Um die Lage in den Griff zu bekommen, hat die Polizeipräsidentin etwas in Schweden Einzigartiges ausprobiert: Vor einem Jahr machte sie in den ProblemVororten 15 kleine Polizeistationen mit je sechs Beamten auf. Vor allem Vertrauen zur Migranten-Community sollen diese Polizisten aufbauen. Und zeigen, dass sie die Migranten ohne Vorurteile betrachten und sie nicht grundlos kriminalisieren.

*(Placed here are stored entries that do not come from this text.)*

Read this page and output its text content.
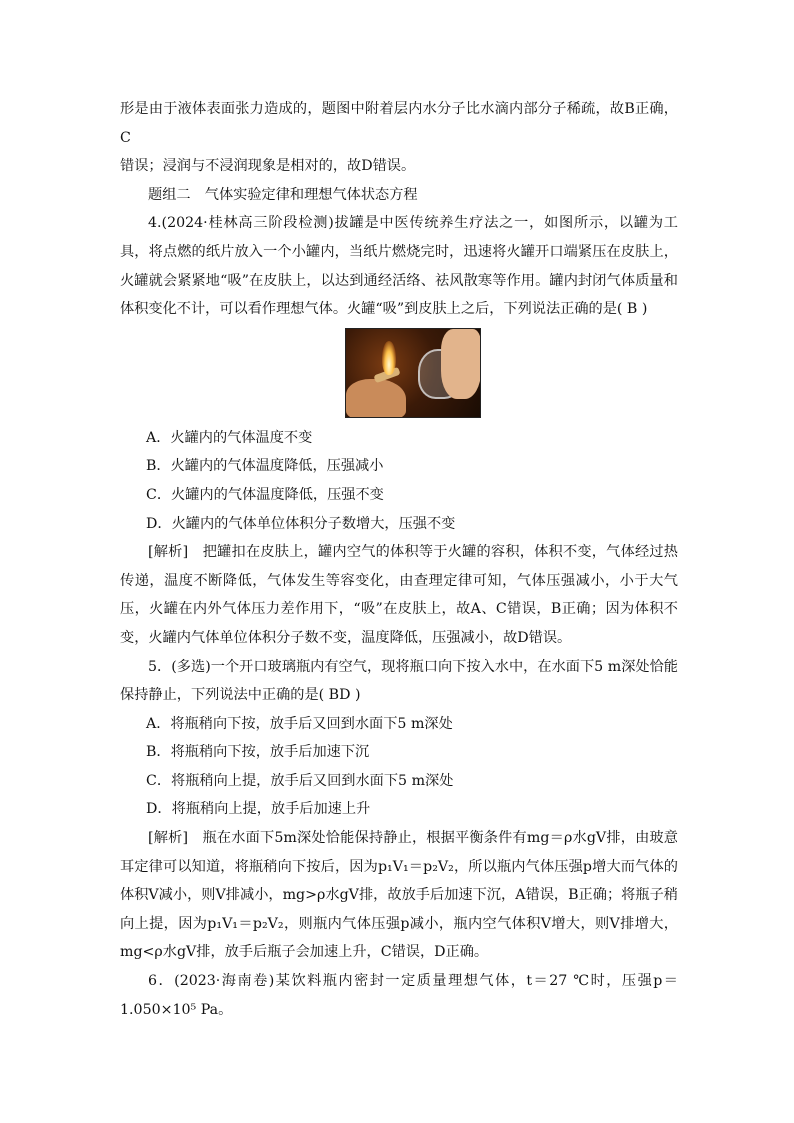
形是由于液体表面张力造成的，题图中附着层内水分子比水滴内部分子稀疏，故B正确，C

错误；浸润与不浸润现象是相对的，故D错误。

题组二　气体实验定律和理想气体状态方程

4.(2024·桂林高三阶段检测)拔罐是中医传统养生疗法之一，如图所示，以罐为工具，将点燃的纸片放入一个小罐内，当纸片燃烧完时，迅速将火罐开口端紧压在皮肤上，火罐就会紧紧地“吸”在皮肤上，以达到通经活络、祛风散寒等作用。罐内封闭气体质量和体积变化不计，可以看作理想气体。火罐“吸”到皮肤上之后，下列说法正确的是( B )

A．火罐内的气体温度不变

B．火罐内的气体温度降低，压强减小

C．火罐内的气体温度降低，压强不变

D．火罐内的气体单位体积分子数增大，压强不变

[解析]　把罐扣在皮肤上，罐内空气的体积等于火罐的容积，体积不变，气体经过热传递，温度不断降低，气体发生等容变化，由查理定律可知，气体压强减小，小于大气压，火罐在内外气体压力差作用下，“吸”在皮肤上，故A、C错误，B正确；因为体积不变，火罐内气体单位体积分子数不变，温度降低，压强减小，故D错误。

5．(多选)一个开口玻璃瓶内有空气，现将瓶口向下按入水中，在水面下5 m深处恰能保持静止，下列说法中正确的是( BD )

A．将瓶稍向下按，放手后又回到水面下5 m深处

B．将瓶稍向下按，放手后加速下沉

C．将瓶稍向上提，放手后又回到水面下5 m深处

D．将瓶稍向上提，放手后加速上升

[解析]　瓶在水面下5m深处恰能保持静止，根据平衡条件有mg＝ρ水gV排，由玻意耳定律可以知道，将瓶稍向下按后，因为p₁V₁＝p₂V₂，所以瓶内气体压强p增大而气体的体积V减小，则V排减小，mg>ρ水gV排，故放手后加速下沉，A错误，B正确；将瓶子稍向上提，因为p₁V₁＝p₂V₂，则瓶内气体压强p减小，瓶内空气体积V增大，则V排增大，mg<ρ水gV排，放手后瓶子会加速上升，C错误，D正确。

6．(2023·海南卷)某饮料瓶内密封一定质量理想气体，t＝27 ℃时，压强p＝1.050×10⁵ Pa。
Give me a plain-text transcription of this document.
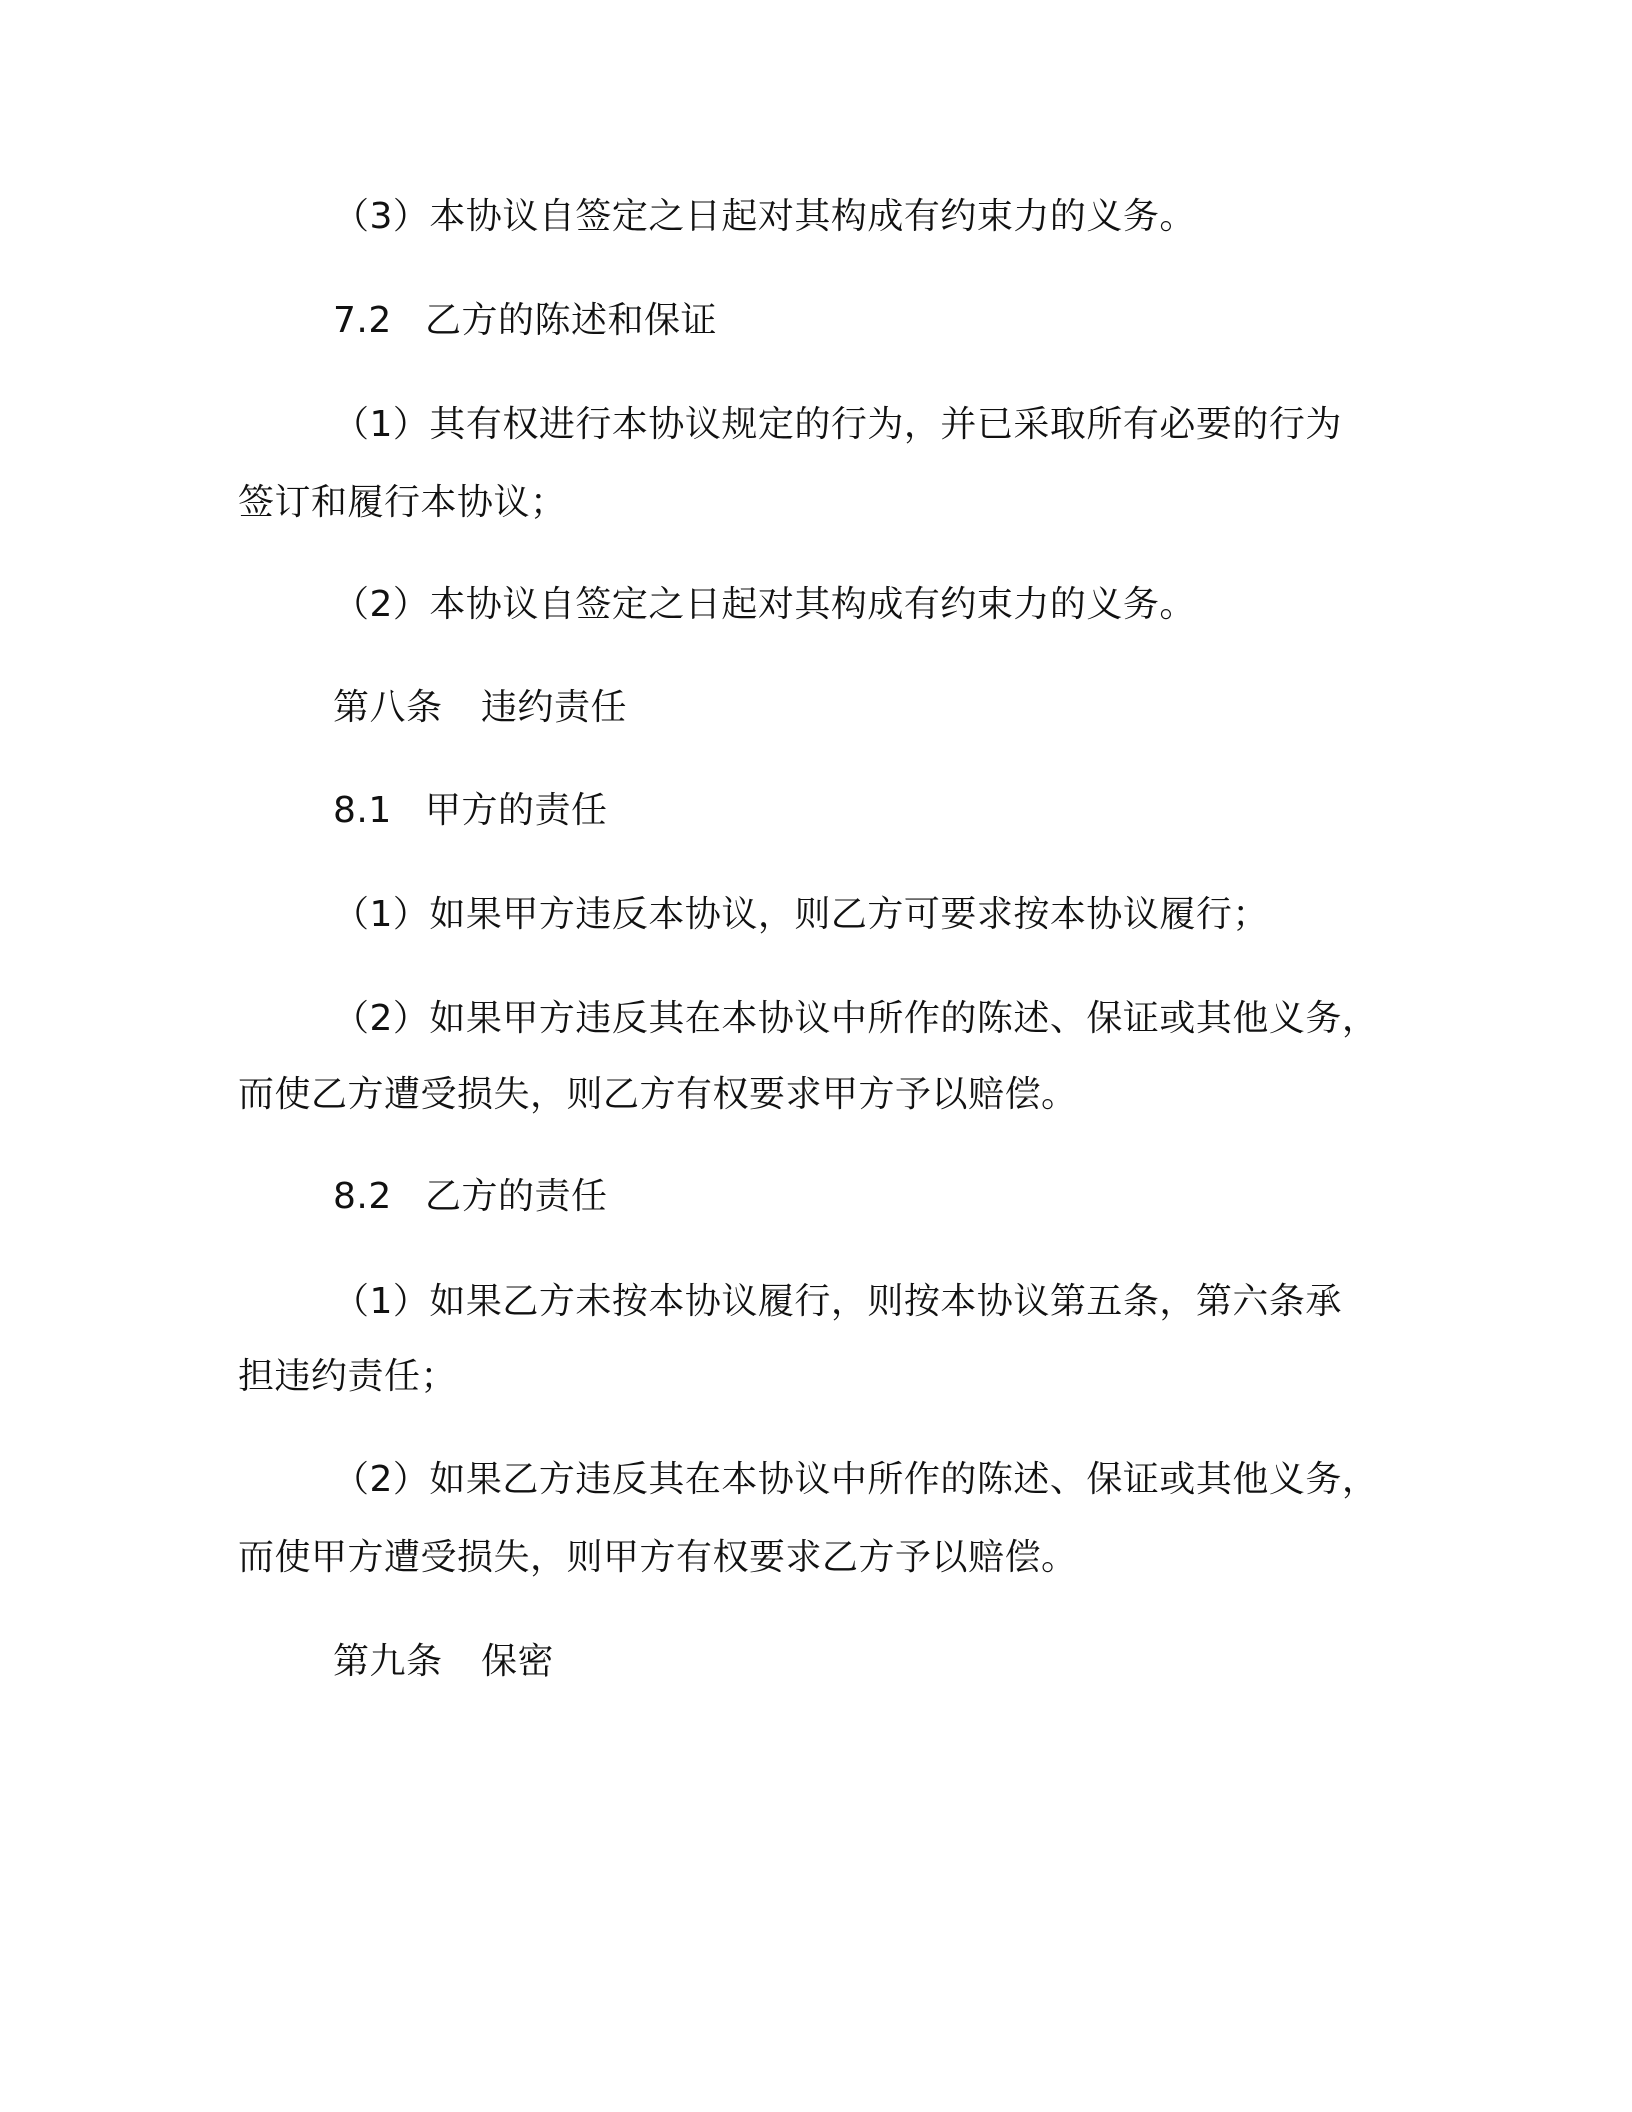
（3）本协议自签定之日起对其构成有约束力的义务。
7.2 乙方的陈述和保证
（1）其有权进行本协议规定的行为，并已采取所有必要的行为
签订和履行本协议；
（2）本协议自签定之日起对其构成有约束力的义务。
第八条 违约责任
8.1 甲方的责任
（1）如果甲方违反本协议，则乙方可要求按本协议履行；
（2）如果甲方违反其在本协议中所作的陈述、保证或其他义务，
而使乙方遭受损失，则乙方有权要求甲方予以赔偿。
8.2 乙方的责任
（1）如果乙方未按本协议履行，则按本协议第五条，第六条承
担违约责任；
（2）如果乙方违反其在本协议中所作的陈述、保证或其他义务，
而使甲方遭受损失，则甲方有权要求乙方予以赔偿。
第九条 保密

Doch die Probleme seien nur lösbar, wenn es ein Netzwerk gebe. „Sozialarbeiter, Jugendeinrichtungen, Schulen und die Polizei müssen zusammenarbeiten“, sagt sie. Ähnlich wie es die Berliner Polizei gemeinsam mit den Quartiersmanagern in den Problemkiezen tut. Wie in Berlin wirbt auch die Stockholmer Polizei dafür, mehr Beamte aus Einwandererfamilien in den Polizeidienst zu holen. „Vor allem Leute, die in den Vororten aufgewachsen sind.“ Die seien möglicherweise „der Schlüssel, um die Probleme dort besser zu lösen“. Schwierigkeiten, Entscheidungen in der Behörde durchzusetzen, habe sie nicht. „Ich bin hartnäckig“, erzählt sie und lacht. Nein, als Frau an der Spitze müsse sie nicht ständig ihre Macht demonstrieren. „Humor ist eine ganz gute Eigenschaft. Sie schließt Seriosität nicht aus.“ Nicht nur Götblads legere Kleidung lässt ahnen, wie unkompliziert sie ist. Auch in ihrer Arbeit. Mehrmals im Jahr zieht sich Carin Götblad eine Uniform an und geht nachts zehn Stunden auf Streife. „Um einen Einblick zu bekommen, was auf der Straße los ist, aber auch, wie intern gearbeitet wird.“

Allerdings werden diese Ausflüge an die Basis immer schwieriger: Weil Götblad so bekannt ist, wurde sie bei ihrer letzten Streifenfahrt von den Stockholmern fotografiert. Wie eine Touristenattraktion.